09.10.2024 15:36 | Christian Walther

- Parallel veröffentlicht in FMT 11.2024 -

Der “Modellflug im DAeC” hat mit fachlicher Unterstützung und Zuarbeit des Modellflugsportverband Deutschland e.V. (MFSD) zuletzt viele Naturschutzämter in ganz Deutschland angeschrieben. 

Anlass waren und sind die zahlreichen Modellflugverbote und -beschränkungen in Schutzsatzungen für Landschaftsschutzgebiete, Naturschutzgebiete, Vogelschutzgebiete und andere Schutzgebiete.

Nach Ansicht des “Modellflugs im DAeC” und des MFSD sind diese Modellflugverbote und -beschränkungen ausnahmslos unzulässig und rechtswidrig, weil die erlassenden Naturschutzstellen sachlich und fachlich nicht legitimiert sind, solche Verbote oder Beschränkungen in ihren Schutzsatzungen zu erlassen.

Die Bestimmung solcher luftrechtlicher Verbote und Beschränkungen ist ausschließlich der Luftverkehrsverwaltung vorbehalten, wie im Januar 2023 das Bundesverwaltungsgericht in Leipzig anschaulich geurteilt hat (vgl. Urteil vom 26.01.2023, Az.: 7 CN 1.22). Im Leitsatz dieses Urteils heißt es (hier zur besseren Verständlichkeit ohne Paragraphen zusammengefasst):

  • Eine Naturschutzbehörde ist nicht befugt, Flugbeschränkungen für Luftfahrzeuge im Wege einer Naturschutzgebietsverordnung anzuordnen.
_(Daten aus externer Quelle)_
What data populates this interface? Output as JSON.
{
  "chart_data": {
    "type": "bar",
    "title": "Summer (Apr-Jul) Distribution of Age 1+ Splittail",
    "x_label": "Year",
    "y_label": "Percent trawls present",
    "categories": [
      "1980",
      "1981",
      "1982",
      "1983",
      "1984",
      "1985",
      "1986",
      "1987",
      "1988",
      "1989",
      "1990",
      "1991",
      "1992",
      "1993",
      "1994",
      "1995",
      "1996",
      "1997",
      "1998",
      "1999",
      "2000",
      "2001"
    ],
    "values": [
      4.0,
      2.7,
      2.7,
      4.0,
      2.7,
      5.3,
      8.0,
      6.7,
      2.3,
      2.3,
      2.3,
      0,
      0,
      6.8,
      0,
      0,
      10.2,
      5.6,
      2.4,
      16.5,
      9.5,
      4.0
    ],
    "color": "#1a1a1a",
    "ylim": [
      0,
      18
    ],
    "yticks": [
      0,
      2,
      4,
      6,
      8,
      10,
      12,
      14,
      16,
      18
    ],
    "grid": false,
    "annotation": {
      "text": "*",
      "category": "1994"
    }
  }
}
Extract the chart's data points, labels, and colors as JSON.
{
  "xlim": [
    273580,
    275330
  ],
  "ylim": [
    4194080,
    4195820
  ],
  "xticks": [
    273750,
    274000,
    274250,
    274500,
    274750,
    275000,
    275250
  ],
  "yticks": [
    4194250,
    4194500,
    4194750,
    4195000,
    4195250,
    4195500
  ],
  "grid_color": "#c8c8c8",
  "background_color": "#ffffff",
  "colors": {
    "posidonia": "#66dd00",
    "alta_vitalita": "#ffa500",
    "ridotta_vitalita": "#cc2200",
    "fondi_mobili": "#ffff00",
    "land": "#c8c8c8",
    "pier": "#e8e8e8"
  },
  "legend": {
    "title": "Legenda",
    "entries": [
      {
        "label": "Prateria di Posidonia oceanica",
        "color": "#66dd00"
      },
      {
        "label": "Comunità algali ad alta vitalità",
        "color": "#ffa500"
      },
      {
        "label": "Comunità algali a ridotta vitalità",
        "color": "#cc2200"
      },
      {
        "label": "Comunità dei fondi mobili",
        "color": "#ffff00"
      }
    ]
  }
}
Mit den Luftverkehrsgesetzen und -verordnungen ist und wird der Luftverkehr abschließend (auf Bundesebene) geregelt.
  • Diese abschließenden (Bundes-)Luftverkehrsregelungen können auch nicht durch FFH- oder Vogelschutzrichtlinien durchbrochen oder ergänzt werden.

Damit ist klar: Naturschutzsatzungen oder -verordnungen (jeder Art) können auch keinerlei Modellflugverbote oder Modellflugbeschränkungen enthalten oder aufstellen. Entsprechende Verbote und Beschränkungen sind rechtswidrig.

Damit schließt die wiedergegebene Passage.